Thursday, January 19, 2012

Honey, to Find.

I cannot resist sharing with you another piece of advice from Sir Frederick Galton’s The Art of Travel: or Shifts and Contrivances available in Wild Countries (1872.) This gem gives a whole new meaning to the idea of cooking (provisioning) from scratch. If you want honey - first catch your bee.

Honey, to find, when Bees are seen.
Dredge as many bees as you can, with flour from a pepper-box; or else catch one of them, tie a feather or a straw to his leg, which can easily be done (natives thrust it up into his body), throw him into the air, and follow him as he flies slowly to his hive; or catch two bees, and turning them loose at some distance apart, search the place towards which their flights converge. But if bees are too scarce for either of these methods, choose an open place, and lay in it a plate of syrup as a bait for the bees; after one has fed and flown away again, remove the plate 200 yards in the direction in which he flew; and proceed in the same sort of way, until the nest is found.

I am delighted to have found this little story, as I do not think I have given honey sufficient space in this blog to date. Today’s recipe source is a twenty page pamphlet from the Canada Department of Agriculture, Honey and Some of the Ways in Which it May be Used, (Ottowa, 1936.) The pamphlet was written for ‘the country housewife, especially those who produce their own honey’, and who pose the question ‘Can we use the honey we produce, but cannot sell, in place of sugar, which we have to buy?’

The pamphlet gives some general rules by which any recipe may be adapted to the use of honey.

1.      Measure honey always in the liquid form. If it is granulated, heat over warm water until liquid.
2.      For every cup of honey used, reduce the liquid called for in the recipe by one-fifth.
3.      One cup of honey is as great in sweetening power as one cup of sugar.
4.      Use ¼ to ½ teaspoon of soda to each cup of honey.
5.      Increase the amount of salt by ⅛ to ¼ teaspoon.
6.      When substituting honey for sugar in cake, reduce the liquid of the recipe by one-fifth and use half honey and half sugar. Fruit cake is an exception to the rule and all honey may be used.
7.      In milk puddings, pie fillings, etc., add the honey with the thickening agent – eg flour, cornstarch etc.

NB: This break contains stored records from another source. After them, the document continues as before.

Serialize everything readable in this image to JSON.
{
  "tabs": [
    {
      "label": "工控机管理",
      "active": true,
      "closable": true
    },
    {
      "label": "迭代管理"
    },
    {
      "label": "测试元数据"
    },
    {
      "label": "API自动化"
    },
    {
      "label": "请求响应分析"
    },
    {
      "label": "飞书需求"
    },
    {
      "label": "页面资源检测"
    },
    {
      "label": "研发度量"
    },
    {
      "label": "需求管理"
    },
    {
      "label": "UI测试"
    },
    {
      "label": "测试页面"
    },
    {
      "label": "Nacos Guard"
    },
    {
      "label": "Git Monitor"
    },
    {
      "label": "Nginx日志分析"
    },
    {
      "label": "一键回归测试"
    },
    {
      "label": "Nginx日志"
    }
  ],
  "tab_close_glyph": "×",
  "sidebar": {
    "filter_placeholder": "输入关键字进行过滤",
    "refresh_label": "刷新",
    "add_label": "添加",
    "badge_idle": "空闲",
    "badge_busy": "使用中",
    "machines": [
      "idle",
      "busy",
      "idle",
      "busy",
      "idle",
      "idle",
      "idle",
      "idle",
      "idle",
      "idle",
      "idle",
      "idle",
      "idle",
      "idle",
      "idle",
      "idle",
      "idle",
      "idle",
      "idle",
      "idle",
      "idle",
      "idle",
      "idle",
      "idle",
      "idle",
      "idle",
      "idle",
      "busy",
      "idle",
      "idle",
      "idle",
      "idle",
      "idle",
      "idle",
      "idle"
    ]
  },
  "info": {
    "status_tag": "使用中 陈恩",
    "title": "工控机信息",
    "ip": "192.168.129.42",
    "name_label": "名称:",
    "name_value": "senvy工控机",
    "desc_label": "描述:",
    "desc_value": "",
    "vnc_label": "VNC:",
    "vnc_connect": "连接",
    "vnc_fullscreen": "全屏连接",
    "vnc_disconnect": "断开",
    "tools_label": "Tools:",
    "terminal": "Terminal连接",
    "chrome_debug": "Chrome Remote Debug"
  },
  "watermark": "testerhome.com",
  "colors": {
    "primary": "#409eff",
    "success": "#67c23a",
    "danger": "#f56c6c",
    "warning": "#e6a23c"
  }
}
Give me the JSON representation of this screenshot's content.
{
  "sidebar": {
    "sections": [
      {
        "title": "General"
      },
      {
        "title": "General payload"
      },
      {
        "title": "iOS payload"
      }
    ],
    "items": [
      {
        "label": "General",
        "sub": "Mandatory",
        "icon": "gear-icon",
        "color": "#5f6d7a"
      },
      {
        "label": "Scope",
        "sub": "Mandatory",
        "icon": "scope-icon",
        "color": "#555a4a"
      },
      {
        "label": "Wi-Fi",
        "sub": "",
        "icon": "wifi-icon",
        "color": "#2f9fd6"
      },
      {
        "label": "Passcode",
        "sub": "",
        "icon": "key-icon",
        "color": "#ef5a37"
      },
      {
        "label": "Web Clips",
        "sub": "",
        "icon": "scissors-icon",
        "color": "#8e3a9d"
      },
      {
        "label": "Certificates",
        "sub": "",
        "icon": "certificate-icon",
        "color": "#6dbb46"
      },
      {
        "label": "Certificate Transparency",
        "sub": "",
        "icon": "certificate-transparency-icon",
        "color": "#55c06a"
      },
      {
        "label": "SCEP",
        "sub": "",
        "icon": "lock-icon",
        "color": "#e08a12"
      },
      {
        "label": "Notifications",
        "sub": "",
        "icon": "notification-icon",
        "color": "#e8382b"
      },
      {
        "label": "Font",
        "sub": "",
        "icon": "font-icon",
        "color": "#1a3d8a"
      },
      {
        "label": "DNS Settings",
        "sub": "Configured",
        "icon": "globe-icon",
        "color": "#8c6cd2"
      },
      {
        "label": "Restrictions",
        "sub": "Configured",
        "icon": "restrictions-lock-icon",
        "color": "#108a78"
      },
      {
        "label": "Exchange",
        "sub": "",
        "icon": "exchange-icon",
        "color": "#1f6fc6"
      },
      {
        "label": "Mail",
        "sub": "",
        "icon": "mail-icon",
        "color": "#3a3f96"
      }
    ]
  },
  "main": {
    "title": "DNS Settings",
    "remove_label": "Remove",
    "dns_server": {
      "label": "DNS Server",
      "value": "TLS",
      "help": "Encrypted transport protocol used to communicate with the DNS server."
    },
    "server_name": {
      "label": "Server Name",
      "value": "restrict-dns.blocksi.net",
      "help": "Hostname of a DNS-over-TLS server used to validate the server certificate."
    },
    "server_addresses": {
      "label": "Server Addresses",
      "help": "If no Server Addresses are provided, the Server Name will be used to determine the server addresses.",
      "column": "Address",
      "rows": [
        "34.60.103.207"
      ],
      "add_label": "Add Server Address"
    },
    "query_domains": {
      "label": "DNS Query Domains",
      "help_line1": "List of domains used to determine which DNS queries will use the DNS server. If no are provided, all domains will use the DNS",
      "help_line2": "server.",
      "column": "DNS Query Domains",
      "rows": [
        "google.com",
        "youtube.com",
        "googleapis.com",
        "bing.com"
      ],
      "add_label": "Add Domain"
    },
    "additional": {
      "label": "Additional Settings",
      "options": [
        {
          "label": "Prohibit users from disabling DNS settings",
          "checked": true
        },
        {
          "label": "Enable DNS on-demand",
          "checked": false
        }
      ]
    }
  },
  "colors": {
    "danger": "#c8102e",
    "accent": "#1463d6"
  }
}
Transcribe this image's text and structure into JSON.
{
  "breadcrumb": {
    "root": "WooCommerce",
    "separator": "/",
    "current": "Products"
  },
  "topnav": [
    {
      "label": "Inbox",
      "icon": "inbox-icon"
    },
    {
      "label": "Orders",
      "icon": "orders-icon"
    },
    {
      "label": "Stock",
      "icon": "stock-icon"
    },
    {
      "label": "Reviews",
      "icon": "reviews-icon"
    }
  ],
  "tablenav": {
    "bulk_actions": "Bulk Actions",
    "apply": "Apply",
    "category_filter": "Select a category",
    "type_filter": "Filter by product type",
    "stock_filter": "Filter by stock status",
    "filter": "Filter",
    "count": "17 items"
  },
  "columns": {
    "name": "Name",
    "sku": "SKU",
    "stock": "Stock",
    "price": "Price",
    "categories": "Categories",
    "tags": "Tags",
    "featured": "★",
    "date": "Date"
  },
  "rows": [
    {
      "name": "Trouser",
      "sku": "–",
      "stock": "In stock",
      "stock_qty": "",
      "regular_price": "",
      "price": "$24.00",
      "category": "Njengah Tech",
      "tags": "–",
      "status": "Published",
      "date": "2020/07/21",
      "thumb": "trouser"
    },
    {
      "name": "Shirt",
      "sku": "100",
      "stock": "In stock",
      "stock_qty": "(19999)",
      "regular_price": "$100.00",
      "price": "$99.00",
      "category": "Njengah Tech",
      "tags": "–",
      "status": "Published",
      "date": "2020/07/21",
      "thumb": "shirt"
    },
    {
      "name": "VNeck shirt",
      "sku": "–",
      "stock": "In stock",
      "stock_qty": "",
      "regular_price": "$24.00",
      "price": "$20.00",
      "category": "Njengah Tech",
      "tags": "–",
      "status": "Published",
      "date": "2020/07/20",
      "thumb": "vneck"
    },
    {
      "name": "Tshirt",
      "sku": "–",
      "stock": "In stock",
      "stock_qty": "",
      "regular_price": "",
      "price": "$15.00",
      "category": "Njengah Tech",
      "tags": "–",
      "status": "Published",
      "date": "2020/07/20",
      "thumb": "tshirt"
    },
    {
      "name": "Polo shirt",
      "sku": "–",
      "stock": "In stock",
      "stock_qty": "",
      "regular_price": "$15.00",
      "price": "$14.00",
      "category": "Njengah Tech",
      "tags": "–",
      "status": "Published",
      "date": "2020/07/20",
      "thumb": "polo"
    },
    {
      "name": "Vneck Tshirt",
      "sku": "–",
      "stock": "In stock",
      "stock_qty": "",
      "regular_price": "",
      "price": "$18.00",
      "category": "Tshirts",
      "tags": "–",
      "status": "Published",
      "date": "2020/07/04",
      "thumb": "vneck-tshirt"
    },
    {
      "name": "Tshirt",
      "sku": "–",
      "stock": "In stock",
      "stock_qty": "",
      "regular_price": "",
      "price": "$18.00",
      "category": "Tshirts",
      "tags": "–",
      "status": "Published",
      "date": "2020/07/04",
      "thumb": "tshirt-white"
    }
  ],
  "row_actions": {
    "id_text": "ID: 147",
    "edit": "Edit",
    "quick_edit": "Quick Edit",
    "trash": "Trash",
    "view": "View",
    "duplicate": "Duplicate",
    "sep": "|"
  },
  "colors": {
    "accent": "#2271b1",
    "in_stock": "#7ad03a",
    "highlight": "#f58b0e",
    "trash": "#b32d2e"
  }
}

Sir Frederick does not provide recipes as such, in his book, so I have no idea how he would have used the honey – probably to sweeten tea, or perhaps to spread on bread, but almost certainly not in recipes like the following, taken from the Canadian pamphlet.

Honey Snaps.
½ cup honey
1 cup sifted pastry flour
1 teaspoon vanilla
½ cup butter
⅔ cup granulated sugar
¼ teaspoon salt.
Heat the honey to boiling point, add the butter and let it melt. Carefully add the mixed and sifted dry ingredients, combining so that there are no lumps, add flavouring and drop from a teaspoon onto a well-buttered baking sheet. Bake in a slow oven, 300 degrees Fahrenheit, for 10 to 15 minutes, or until thin and bubbly and nicely browned.
Remove from the oven, allow to cool a little, just enough that the wafers may be pulled from the baking sheet, and roll with the top side out. If the wafers become too hard to roll, place the baking sheet in the oven for a few minutes.

Quotation for the Day.

Bees sip honey from flowers and hum their thanks when they leave.
Rabindrath Tagore.

2 comments:

Liz + Louka said...

Wow, I'm glad I don't have to tie a feather to a bee's leg to find honey. Also, when was it known that foraging bees are female?

Piet said...

It's possible that he searched for honey as an addition to his medical kit. Honey used to be used as a dressing for open wounds, because it is antiseptic and aided in healing. I believe the antiseptic property is partly due to its acidity -- the reason for adding soda to recipes where it has substituted for sugar.